A former Nazi concentration camp secretary, 96, has been found after going "on the run" on the day her trial was due to start, a court said on Thursday.
Irmgard Furchner, who was between 18 and 19 years old at the time of the events and lives in a home for the elderly near Hamburg, was to be tried by a special youth court for "complicity in murder in more than 10,000 cases", according to the prosecution.
She is accused of participating in the murder of inmates in the Stutthof concentration camp in present-day Poland, where she worked as a typist and secretary to the camp commander, Paul Werner Hoppe, between June 1943 and April 1945.
But the president of the court in Itzehoe said on Thursday morning "the accused is on the run", adding an arrest warrant has been issued.
"She left her (elderly) home this morning. She took a taxi," said a spokeswoman for the Itzehoe court, Frederike Milhoffer.
The spokeswoman confirmed later on Thursday the suspect had been "found", but it wasn't immediately clear if the trial would go ahead.
"I can say that the defendant has been found...a doctor will establish her capacity to be detained and the court will determine whether the arrest warrant can be executed or whether she is spared," she said at a press briefing.
She is the only woman to be tried in Germany for involvement with the Nazis in decades.
'Complicity in murder'
Irmgard Furchner, who was between 18 and 19 years old at the time of the events and lives in a home for the elderly near Hamburg, is to be tried by a special youth court for "complicity in murder in more than 10,000 cases", according to the prosecution.
The prosecution accuses her of participating in the murder of inmates in the Stutthof concentration camp in present-day Poland, where she worked as a typist and secretary to the camp commander, Paul Werner Hoppe, between June 1943 and April 1945.
In this camp near the city of Gdansk, where 65,000 people perished, "Jewish inmates, Polish partisans and Soviet prisoners of war" were systematically murdered, according to the prosecution.

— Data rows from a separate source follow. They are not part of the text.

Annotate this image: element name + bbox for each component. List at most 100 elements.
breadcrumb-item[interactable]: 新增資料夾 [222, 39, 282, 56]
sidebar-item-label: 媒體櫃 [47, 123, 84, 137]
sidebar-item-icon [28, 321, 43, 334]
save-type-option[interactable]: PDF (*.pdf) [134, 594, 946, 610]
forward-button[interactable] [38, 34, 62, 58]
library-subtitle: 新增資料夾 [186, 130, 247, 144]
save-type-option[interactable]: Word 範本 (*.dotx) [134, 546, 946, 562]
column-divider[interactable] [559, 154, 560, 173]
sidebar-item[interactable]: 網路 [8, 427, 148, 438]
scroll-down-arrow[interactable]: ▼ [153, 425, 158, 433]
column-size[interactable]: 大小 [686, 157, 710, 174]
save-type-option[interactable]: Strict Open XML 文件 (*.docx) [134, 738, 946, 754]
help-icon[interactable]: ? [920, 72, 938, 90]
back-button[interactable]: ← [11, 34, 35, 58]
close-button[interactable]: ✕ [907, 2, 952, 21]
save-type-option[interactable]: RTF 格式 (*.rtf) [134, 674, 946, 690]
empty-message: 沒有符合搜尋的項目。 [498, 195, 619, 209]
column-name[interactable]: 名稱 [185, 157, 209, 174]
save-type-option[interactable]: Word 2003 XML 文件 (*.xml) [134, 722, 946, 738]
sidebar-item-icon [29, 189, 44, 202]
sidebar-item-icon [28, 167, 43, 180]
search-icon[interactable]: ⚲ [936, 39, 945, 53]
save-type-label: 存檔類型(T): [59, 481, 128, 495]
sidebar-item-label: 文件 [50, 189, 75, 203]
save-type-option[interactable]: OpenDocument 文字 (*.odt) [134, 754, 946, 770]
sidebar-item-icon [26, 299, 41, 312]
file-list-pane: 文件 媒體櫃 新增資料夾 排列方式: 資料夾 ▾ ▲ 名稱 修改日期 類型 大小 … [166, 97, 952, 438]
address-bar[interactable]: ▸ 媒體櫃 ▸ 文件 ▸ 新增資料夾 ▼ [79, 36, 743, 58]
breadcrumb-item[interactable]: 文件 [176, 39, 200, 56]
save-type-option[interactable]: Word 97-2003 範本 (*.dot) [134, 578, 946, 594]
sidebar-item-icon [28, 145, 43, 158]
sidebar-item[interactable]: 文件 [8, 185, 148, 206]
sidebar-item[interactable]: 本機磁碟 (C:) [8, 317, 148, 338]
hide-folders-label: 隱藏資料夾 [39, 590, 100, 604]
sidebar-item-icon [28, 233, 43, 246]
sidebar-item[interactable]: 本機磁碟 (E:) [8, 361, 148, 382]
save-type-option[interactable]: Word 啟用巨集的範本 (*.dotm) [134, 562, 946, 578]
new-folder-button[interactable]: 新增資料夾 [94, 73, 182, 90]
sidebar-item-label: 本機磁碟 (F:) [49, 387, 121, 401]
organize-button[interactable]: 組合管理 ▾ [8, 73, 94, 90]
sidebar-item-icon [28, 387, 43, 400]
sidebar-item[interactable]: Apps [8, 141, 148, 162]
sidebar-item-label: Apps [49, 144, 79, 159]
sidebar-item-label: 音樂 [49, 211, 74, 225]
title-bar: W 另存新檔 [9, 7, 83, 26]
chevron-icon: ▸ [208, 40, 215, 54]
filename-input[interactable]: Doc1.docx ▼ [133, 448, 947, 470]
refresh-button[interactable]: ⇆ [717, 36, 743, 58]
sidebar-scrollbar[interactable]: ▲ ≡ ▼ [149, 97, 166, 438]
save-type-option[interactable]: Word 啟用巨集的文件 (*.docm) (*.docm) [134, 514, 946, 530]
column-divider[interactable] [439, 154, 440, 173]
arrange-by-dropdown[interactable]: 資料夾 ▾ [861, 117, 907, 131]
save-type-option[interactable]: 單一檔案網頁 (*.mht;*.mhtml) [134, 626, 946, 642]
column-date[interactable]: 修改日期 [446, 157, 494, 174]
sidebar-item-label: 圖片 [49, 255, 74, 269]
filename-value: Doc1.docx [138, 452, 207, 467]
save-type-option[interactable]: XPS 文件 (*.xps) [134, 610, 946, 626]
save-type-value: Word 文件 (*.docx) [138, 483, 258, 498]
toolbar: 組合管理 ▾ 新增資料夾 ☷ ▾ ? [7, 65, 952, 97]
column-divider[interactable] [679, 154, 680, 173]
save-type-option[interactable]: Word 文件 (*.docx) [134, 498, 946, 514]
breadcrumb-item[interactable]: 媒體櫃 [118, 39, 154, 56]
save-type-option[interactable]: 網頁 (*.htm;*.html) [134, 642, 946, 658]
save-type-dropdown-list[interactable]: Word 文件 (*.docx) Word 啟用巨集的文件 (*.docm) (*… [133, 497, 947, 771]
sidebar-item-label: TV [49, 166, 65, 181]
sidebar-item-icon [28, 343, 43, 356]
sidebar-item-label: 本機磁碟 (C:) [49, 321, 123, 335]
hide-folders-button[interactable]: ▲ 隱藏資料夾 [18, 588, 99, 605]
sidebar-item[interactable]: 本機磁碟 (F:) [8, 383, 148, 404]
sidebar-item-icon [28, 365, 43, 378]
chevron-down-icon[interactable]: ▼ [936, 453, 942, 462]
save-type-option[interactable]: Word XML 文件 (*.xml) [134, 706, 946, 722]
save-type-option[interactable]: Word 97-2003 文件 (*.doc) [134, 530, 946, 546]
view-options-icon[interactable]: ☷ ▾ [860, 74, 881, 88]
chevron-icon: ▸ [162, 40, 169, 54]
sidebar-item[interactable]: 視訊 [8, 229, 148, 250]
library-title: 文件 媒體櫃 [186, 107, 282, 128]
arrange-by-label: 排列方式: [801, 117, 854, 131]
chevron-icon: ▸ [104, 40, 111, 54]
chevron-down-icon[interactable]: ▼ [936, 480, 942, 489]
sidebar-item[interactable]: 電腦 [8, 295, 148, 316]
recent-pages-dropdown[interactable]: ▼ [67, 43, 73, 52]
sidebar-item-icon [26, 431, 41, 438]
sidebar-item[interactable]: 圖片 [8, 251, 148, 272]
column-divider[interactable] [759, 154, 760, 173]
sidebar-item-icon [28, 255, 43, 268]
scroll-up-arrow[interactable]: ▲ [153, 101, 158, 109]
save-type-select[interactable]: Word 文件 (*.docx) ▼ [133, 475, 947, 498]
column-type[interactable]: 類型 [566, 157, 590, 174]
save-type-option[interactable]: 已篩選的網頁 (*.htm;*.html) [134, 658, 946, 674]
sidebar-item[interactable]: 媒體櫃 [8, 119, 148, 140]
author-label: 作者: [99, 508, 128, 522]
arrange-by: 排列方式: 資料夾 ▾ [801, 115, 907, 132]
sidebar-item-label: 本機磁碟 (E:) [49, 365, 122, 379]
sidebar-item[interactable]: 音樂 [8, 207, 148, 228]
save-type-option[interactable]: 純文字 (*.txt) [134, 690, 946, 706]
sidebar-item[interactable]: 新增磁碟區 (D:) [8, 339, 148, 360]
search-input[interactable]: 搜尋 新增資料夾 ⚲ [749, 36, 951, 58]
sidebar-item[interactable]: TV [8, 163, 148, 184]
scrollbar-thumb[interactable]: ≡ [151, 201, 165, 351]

The trial at a court in Itzehoe, northern Germany, will be followed a week later by the trial of a 100-year-old former Nazi camp guard at Sachsenhausen, near Berlin.
Never before has Germany tried such elderly former Nazis.
The case also comes on the eve of the 75th anniversary of the Nuremberg tribunal's sentencing to death by hanging of 12 of the Third Reich's top leaders.
According to lawyer Christoph Rückel, who has represented Holocaust survivors for years, Irmgard Furchner "kept all the correspondence of the camp commander".
"She also typed up the execution and deportation orders and initialled them," he said on the regional public broadcaster NDR.
After a lengthy procedure, the court ruled in February that the nonagenarian was fit to appear in court despite her advanced age.
But the hearings, scheduled to last until June 2022, should be limited to a few hours per day.
Seventy-six years after the end of the Second World War, German justice continues to search for former Nazi criminals still alive.
Eight cases involving former employees of the Buchenwald and Ravensbrück camps in particular are currently being examined by various German prosecutors, the Central Office for the Investigation of Crimes of National Socialism told AFP.
In recent years, several cases have had to be dropped due to the death of suspects or their physical inability to be brought to court.
But while Germany has convicted four former guards or accountants at the Nazi camps of Sobibor, Auschwitz and Stutthof in the past decade, it has tried very few women involved in the Nazi machinery, historians say.
At least three other women employed in Nazi camps were tried, including another secretary who worked at Stutthof, but she died last year before the case was completed.
The public prosecutor's office in Neuruppin, near Berlin, is examining the case of another woman who worked in the Ravensbrück camp, according to the Ludwigsburg-based central office.
Some 4,000 women served as guards in the concentration camps, according to historians. But few were tried after the war.
Among those who did answer for the abuses committed during the Third Reich was the Auschwitz-Birkenau extermination camp guard Maria Mandl, nicknamed "the ferocious beast", who was hanged in 1948 after being sentenced to death by a court in Krakow.
Between 1946 and 1948, in Hamburg, 38 people, including 21 women, appeared before British military judges for having served in the Ravensbrück concentration camp, which was specially reserved for women.
The 2011 sentencing of John Demjanjuk, a guard at the Sobibor camp in 1943, to five years in prison, set a precedent making it possible to prosecute for complicity in tens of thousands of murders any concentration camp aide, from the guard to the accountant.